屈折矯正手術のガイドラインを再読する

日本眼科学会に所属する眼科専門医が屈折矯正手術を行うにあたって、日本眼科学会が作成したガイドラインに沿って手術を行うことが望ましいとされています。一番最初のガイドラインは平成5年に作られました。その頃は私はまだ学生でインターネットも普及していない時代です。屈折矯正手術を受けたいと思ってましたが国内では手術を行っている施設がどこにあるか解らなかったですし、術式もRKかPRKしかなかったと記憶しています。たぶん手術費用もかなり高額だったと思います。

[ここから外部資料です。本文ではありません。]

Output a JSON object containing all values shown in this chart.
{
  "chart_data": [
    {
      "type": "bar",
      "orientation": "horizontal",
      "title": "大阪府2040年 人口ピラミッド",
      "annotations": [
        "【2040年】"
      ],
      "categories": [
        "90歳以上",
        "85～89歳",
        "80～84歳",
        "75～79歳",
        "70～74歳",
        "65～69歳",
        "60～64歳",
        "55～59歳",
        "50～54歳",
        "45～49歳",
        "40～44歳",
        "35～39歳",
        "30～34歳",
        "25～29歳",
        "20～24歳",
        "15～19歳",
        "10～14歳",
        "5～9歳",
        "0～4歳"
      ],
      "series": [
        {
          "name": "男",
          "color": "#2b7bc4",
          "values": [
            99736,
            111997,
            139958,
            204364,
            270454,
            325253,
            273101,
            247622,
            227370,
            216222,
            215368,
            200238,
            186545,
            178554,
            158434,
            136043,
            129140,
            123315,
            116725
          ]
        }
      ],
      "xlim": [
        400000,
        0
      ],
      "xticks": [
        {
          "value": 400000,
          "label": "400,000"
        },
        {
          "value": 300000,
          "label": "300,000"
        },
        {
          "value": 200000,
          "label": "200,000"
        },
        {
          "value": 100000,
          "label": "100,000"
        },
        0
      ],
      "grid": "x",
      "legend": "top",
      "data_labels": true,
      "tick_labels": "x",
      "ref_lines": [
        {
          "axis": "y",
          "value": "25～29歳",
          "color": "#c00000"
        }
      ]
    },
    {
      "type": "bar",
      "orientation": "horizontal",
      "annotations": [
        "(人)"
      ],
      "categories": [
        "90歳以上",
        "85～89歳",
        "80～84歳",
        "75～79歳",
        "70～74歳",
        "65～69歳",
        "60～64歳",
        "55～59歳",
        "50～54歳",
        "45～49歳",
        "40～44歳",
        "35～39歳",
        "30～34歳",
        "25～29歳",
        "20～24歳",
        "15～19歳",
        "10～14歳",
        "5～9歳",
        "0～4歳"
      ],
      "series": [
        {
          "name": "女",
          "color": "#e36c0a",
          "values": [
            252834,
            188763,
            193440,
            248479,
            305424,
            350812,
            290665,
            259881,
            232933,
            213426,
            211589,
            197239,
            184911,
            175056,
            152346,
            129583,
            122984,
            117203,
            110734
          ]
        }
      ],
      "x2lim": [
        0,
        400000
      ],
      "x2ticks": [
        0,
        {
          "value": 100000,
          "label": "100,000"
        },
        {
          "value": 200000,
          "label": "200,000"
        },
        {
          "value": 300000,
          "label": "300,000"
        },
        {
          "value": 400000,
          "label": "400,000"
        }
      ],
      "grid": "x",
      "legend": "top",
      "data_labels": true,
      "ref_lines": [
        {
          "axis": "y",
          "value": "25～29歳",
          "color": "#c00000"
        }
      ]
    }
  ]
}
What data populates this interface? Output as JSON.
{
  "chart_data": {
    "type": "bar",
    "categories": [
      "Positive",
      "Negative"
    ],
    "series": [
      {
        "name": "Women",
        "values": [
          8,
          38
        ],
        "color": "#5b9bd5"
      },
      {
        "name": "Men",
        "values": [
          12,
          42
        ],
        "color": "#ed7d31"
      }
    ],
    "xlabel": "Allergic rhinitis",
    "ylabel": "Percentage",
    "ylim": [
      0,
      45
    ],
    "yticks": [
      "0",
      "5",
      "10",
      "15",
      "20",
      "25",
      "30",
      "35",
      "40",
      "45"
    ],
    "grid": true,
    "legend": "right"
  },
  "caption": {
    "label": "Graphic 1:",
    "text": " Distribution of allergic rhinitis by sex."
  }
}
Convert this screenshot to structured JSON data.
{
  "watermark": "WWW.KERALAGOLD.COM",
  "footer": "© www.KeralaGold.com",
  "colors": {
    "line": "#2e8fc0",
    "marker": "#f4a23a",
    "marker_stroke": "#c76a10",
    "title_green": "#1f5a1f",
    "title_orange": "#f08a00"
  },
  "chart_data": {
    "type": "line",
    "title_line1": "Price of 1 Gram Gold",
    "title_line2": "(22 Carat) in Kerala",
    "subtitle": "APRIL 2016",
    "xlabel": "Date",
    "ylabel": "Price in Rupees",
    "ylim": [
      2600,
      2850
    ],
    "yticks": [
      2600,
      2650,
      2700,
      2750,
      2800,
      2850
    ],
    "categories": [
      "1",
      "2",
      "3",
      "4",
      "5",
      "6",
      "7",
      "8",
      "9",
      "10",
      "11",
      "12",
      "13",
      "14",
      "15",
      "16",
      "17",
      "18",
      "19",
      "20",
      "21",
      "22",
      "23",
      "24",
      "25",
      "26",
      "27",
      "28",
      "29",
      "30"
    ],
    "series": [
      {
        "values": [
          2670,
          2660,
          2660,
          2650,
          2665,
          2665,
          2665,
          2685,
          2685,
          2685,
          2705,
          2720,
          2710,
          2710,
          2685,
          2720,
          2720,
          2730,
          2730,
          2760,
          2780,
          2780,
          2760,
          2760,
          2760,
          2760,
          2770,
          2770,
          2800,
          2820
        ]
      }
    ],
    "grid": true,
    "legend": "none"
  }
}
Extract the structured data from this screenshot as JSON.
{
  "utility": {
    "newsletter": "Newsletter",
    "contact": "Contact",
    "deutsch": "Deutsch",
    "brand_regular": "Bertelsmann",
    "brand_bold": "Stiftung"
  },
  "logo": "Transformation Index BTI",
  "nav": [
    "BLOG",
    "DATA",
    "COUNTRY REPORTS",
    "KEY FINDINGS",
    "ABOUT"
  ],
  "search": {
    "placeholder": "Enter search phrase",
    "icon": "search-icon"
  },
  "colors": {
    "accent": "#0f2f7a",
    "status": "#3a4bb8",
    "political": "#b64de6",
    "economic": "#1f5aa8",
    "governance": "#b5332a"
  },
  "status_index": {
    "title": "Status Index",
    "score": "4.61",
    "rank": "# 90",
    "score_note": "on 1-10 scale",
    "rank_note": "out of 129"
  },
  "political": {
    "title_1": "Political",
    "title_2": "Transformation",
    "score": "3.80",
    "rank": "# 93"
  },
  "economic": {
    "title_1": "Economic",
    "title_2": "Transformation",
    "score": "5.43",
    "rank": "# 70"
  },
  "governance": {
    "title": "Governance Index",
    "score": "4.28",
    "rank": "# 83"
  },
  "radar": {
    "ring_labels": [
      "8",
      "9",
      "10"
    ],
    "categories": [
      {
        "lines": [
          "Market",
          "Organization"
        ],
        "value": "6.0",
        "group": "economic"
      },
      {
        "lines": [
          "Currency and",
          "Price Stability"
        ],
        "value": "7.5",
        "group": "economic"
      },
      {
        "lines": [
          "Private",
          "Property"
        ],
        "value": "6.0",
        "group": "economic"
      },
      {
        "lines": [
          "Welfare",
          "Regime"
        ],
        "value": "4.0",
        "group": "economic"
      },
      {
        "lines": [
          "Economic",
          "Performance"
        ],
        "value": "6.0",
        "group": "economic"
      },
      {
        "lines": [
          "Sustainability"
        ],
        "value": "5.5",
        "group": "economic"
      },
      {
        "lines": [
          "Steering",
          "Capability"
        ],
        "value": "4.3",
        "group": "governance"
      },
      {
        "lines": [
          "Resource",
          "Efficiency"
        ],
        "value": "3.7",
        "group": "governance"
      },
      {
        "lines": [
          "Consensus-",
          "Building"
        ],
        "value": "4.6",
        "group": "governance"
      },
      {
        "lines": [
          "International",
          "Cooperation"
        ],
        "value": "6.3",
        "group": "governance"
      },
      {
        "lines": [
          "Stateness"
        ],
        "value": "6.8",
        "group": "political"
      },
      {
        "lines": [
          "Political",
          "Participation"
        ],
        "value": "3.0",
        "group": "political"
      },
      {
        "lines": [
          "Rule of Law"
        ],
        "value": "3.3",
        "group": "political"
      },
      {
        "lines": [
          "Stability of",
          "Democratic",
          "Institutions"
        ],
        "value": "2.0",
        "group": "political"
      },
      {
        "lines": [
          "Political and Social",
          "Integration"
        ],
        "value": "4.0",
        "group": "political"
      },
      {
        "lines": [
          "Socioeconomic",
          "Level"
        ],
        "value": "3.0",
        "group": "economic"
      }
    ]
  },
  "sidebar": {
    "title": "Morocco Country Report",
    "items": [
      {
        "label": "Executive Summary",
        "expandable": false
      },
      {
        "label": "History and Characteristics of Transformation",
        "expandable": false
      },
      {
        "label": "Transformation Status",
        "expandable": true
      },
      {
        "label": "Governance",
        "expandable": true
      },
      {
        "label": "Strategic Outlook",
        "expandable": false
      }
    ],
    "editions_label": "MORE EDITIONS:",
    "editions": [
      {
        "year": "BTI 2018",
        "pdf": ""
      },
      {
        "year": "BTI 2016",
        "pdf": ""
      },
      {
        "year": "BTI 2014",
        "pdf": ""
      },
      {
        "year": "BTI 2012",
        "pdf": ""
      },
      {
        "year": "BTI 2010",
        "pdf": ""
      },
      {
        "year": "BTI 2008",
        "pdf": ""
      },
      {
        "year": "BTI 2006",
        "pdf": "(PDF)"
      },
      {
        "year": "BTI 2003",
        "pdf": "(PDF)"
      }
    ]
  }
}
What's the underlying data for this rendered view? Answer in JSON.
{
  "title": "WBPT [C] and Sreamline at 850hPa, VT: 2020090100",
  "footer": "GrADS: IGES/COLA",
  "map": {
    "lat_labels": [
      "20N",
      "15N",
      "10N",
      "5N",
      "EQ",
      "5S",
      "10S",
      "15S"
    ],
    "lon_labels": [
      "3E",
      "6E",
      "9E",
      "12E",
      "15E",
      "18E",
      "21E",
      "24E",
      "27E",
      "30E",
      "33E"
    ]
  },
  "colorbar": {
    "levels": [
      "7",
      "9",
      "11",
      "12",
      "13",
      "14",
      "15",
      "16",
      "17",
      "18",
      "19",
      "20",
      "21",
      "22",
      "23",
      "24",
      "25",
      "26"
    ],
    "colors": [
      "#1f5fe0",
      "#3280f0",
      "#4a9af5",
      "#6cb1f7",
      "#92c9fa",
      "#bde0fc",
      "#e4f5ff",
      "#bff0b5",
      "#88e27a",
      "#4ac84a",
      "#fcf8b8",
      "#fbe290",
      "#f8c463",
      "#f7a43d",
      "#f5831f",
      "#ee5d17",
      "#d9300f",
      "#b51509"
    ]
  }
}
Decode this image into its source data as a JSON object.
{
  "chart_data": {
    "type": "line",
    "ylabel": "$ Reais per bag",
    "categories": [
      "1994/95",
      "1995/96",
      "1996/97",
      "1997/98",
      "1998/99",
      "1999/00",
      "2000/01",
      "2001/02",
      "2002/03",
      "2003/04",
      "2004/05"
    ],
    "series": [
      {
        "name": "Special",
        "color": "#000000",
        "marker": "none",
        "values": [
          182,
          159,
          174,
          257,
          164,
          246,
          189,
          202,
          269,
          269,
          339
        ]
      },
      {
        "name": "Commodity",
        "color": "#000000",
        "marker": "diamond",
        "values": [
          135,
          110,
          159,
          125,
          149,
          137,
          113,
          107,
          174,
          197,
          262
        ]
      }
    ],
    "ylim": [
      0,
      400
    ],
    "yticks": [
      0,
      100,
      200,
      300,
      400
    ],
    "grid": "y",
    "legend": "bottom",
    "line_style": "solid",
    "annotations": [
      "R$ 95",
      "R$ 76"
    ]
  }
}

屈折矯正手術のガイドラインには適応基準も記載されています。エキシマレーザー手術の基準なのでレーシックもPRK・ラゼック等の表面照射も同じ基準で考えるように、ということだと思います。実際には近視度数のディオプターよりも角膜切除量で適応基準を決める施設が多いと思います。使用するレーザーやレーザー照射径によって同じ近視度数でも角膜切除量は変わってきます。もともとの角膜厚、角膜切除量、残存する角膜厚によって手術適応の可否、適応術式が決まると思います。私の知っている施設ではどこもだいたい同じような基準で、過度な角膜切除量や過度な残存角膜厚に設定している施設はありません。適応禁忌の基準もどこの施設も同じだと思います。術後検診の期間も3~6ヶ月くらいまでを設定している施設が多いと思います。術後検診での検査内容と投薬内容もどこの施設でもだいたい同じだと思います。

この術後合併症の対処の解釈で困るのが “ 疼痛 ” と “ グレア・ハロー ”です。適切な対処とあるのですが、この2つだけは手術を受けた方の主観ですので適切と考える対処法は医師や施設によって差がありそうです。それ以外は眼所見や検査所見を見落とさなければ対処方法があります。

 

これらはガイドラインですから手術を行う時に守るのが好ましいルール目安です。

その医師や施設の経験から内容を拡大解釈しても良いのかもしれません。

手術を受ける方の不利益があまりに大きいのであれば、いくら希望されても手術は行ってはいけませんが、経験的に安全マージンが確保できるのであれば、このガイドラインから多少逸脱していても十分なインフォームドコンセントのもとに手術を行っても良いのではないかと考えています。